Hierarchically hollow NiCo2S4/graphitic nanofiber film with ultrahigh-rate capability and long-term cycling durability for asymmetrical supercapacitor

NiCo2S4 nanostructures have been intensively investigated as supercapacitor electrode materials ascribing to its high conductivity and capacity. However, NiCo2S4-based electrodes suffer inferior cycling durability owing to its structural degradation during the redox process. Herein, NiCo2S4 nanoneedles anchored on the graphitic carbon nanofiber mat (NiCo2S4/GCN) are synthesized via a two-pot hydrothermal method. The NiCo2S4/GCN composed of highly conductive graphitic carbon nanofiber (GCN) frameworks ensures the uniform dispersion of NiCo2S4 and accelerate electron/ion transport, and NiCo2S4 with porous and hollow nanostructure facilitates the diffusion of electrolyte.
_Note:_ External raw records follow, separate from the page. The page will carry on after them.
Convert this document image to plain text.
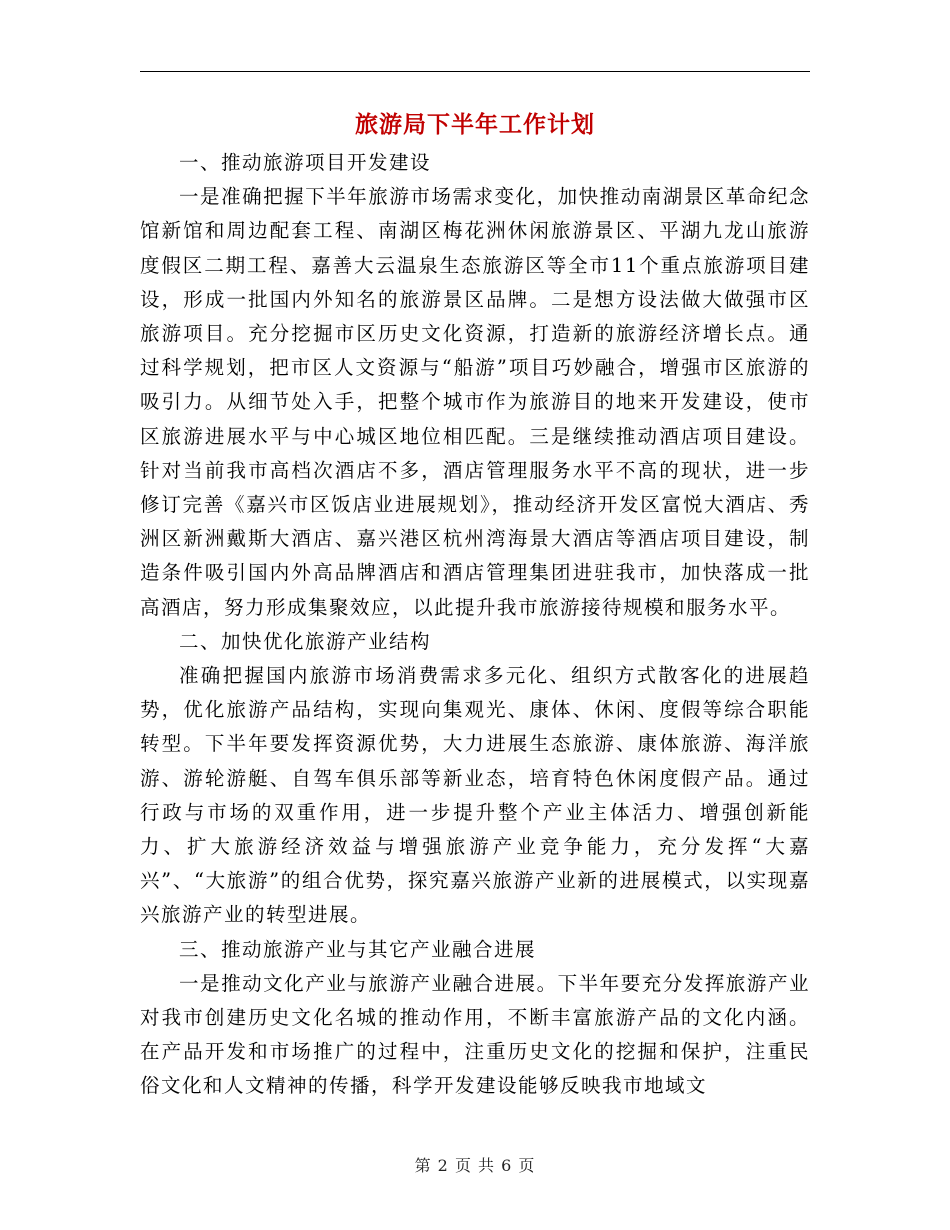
旅游局下半年工作计划

一、推动旅游项目开发建设

一是准确把握下半年旅游市场需求变化，加快推动南湖景区革命纪念馆新馆和周边配套工程、南湖区梅花洲休闲旅游景区、平湖九龙山旅游度假区二期工程、嘉善大云温泉生态旅游区等全市11个重点旅游项目建设，形成一批国内外知名的旅游景区品牌。二是想方设法做大做强市区旅游项目。充分挖掘市区历史文化资源，打造新的旅游经济增长点。通过科学规划，把市区人文资源与“船游”项目巧妙融合，增强市区旅游的吸引力。从细节处入手，把整个城市作为旅游目的地来开发建设，使市区旅游进展水平与中心城区地位相匹配。三是继续推动酒店项目建设。针对当前我市高档次酒店不多，酒店管理服务水平不高的现状，进一步修订完善《嘉兴市区饭店业进展规划》，推动经济开发区富悦大酒店、秀洲区新洲戴斯大酒店、嘉兴港区杭州湾海景大酒店等酒店项目建设，制造条件吸引国内外高品牌酒店和酒店管理集团进驻我市，加快落成一批高酒店，努力形成集聚效应，以此提升我市旅游接待规模和服务水平。

二、加快优化旅游产业结构

准确把握国内旅游市场消费需求多元化、组织方式散客化的进展趋势，优化旅游产品结构，实现向集观光、康体、休闲、度假等综合职能转型。下半年要发挥资源优势，大力进展生态旅游、康体旅游、海洋旅游、游轮游艇、自驾车俱乐部等新业态，培育特色休闲度假产品。通过行政与市场的双重作用，进一步提升整个产业主体活力、增强创新能力、扩大旅游经济效益与增强旅游产业竞争能力，充分发挥“大嘉兴”、“大旅游”的组合优势，探究嘉兴旅游产业新的进展模式，以实现嘉兴旅游产业的转型进展。

三、推动旅游产业与其它产业融合进展

一是推动文化产业与旅游产业融合进展。下半年要充分发挥旅游产业对我市创建历史文化名城的推动作用，不断丰富旅游产品的文化内涵。在产品开发和市场推广的过程中，注重历史文化的挖掘和保护，注重民俗文化和人文精神的传播，科学开发建设能够反映我市地域文

第 2 页 共 6 页
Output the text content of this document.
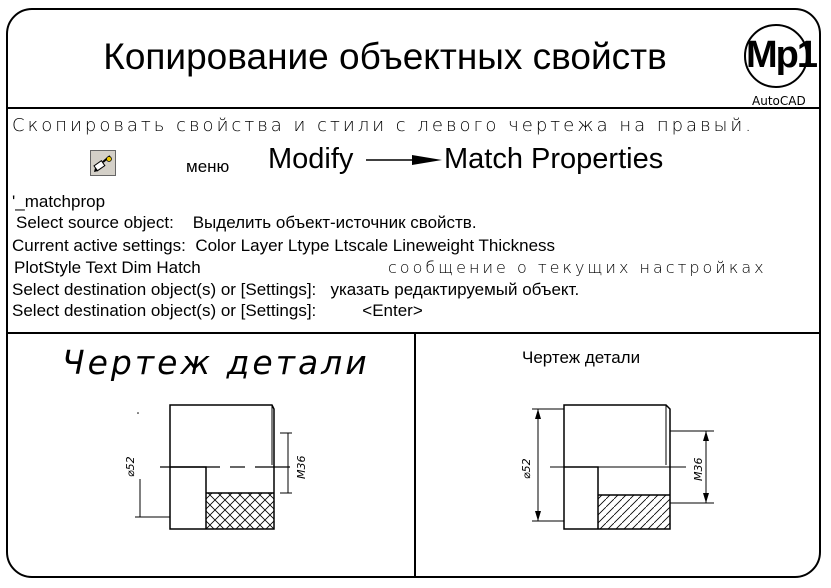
Копирование объектных свойств	Mp1
AutoCAD
Скопировать свойства и стили с левого чертежа на правый.
меню Modify	Match Properties
'_matchprop
Select source object: Выделить объект-источник свойств.
Current active settings: Color Layer Ltype Ltscale Lineweight Thickness
PlotStyle Text Dim Hatch	сообщение о текущих настройках
Select destination object(s) or [Settings]: указать редактируемый объект.
Select destination object(s) or [Settings]:	<Enter>
Чертеж детали	Чертеж детали
⌀52	M36	⌀52	M36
The NiCo2S4/GCN electrode reveals a high-energy storage capability (1775.2 F g−1 at 10 A g−1) and an amazing rate retention (1510.2 F g−1 at 50 A g−1). Furthermore, the NiCo2S4/GCN//active carbon device displays a superior energy density (52.3 W h kg−1 at 358.0 W kg−1) and preeminent cycle life (retention 94.7% after 10,000 cycles at 5 A g−1), suggesting a promising candidate in supercapacitor applications.